There’s nothing particularly ominous about the shadow economy – at least, not the one Professor Schneider measures. He doesn’t include illegal activities like drug trafficking or counterfeiting. The transactions he looks at involve the legal production of goods and services that are not taxed and may violate labor laws.

Ironically, as recession shrinks the official economy, the informal one is growing.

“People have less ability to earn money in the official economy. They work in the shadow economy,” Schneider says. “It will grow this year by 5 percent, at least,” in the US.

 

Along Malcolm X Boulevard, street commerce is thriving. Vendors of incense, books, and nuts – many of whom have the proper licenses – line the sidewalks on a sunny day. One Harlem vendor is working doubly hard, dodging pedestrians as he runs with his cart along the street.

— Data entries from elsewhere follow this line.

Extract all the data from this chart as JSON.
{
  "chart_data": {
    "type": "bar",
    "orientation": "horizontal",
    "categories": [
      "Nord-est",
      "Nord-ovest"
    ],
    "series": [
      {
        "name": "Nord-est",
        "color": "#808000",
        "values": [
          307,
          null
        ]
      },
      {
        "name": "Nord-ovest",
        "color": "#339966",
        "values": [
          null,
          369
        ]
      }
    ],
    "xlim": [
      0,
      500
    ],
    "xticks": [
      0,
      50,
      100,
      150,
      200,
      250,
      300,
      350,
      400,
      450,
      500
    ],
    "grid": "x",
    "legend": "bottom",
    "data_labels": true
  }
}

Why won’t he pick a corner and stop, like the licensed street carts? He has to stay on foot to avoid the police, he yells as he passes. Inside his cart: packages of white tube socks.

The positive view of such vendors is that informal work provides a space for entrepreneurship.

That fits with the findings of Robert Fairlie, an economist at the University of California at Santa Cruz. When he calculated his most recent “index of entrepreneurial activity” for 2008, he found an uptick in business creation in the US – but only at the lowest income levels.